Talk:K-nearest neighbors algorithm

Robotics Start‑class Mid‑importance

	This article is within the scope of WikiProject Robotics, a collaborative effort to improve the coverage of Robotics on Wikipedia. If you would like to participate, please visit the project page, where you can join the discussion and see a list of open tasks.RoboticsWikipedia:WikiProject RoboticsTemplate:WikiProject RoboticsRobotics
Start	This article has been rated as Start-class on Wikipedia's content assessment scale.
Mid	This article has been rated as Mid-importance on the project's importance scale.

Comment

I will write a more complete article for this when the exam season has passed.

Are there not any weighted kNN algorithms, that will take (to some degree) the actual distances into account? If the 5 closest neighbors are 0.1, 4000, 10000, 20000 and 55570 units away, we might say the very close first match has more importance than the others.

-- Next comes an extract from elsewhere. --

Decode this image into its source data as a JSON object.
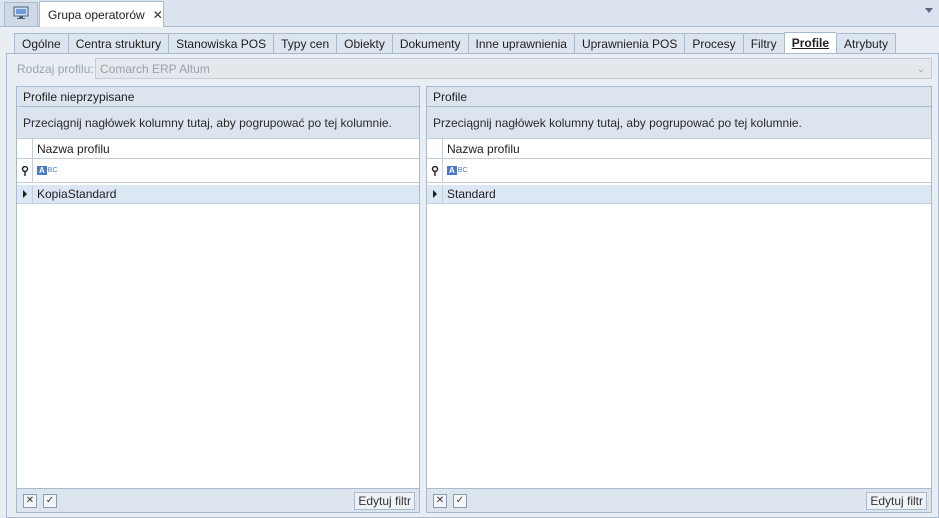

For an example of a weighted kNN algorithm, see F. Nigsch et al., Journal of Chemical Information and Modeling, 46, 2412-2422 (2006), DOI: 10.1021/ci060149f

So what is the complexity of kNN? I'm guessing O(n^2) but I'm not 100 % sure...

A kd-tree can be built in O(n log(n)) time, and queried in O(log(n)) time. A Ball-tree provides better guarantees and can be even faster than a kd-tree for finding neighbors. It's only O(n^2) if you're lazy and you code it up by comparing distances between every pair of points. Also, yes weighted k-NN is very common. If you weight by the inverse of the distance, it is called linear weighting because it is equivalent to using linear interpolation. This weighting is especially good for regression problems. For classification, it is more common to weight by the inverse of the square of the distance because it's faster to compute and tends to classify slightly better. This article also requires some significant discussion of feature-scaling, which can make k-NN significantly more accurate and more robust to irrelevant attributes. I like to use a simple hill-climber with cross-validation on the training set to adjust feature scaling factors. It improves accuracy by a significant amount. --128.187.80.2 (talk) 22:26, 9 December 2008 (UTC)[reply]

For a single classification result, it's n:

Step 1: calculate the distances: O(n)
Step 2: find the k smallest: also O(n)--see selection algorithm

If there are multiple classification results, perhaps this can be made better,

but then we have to introduce another variable: m, say, for the number of classifcation results (I call them "test points")... Peteymills (talk) 15:17, 15 June 2010 (UTC)[reply]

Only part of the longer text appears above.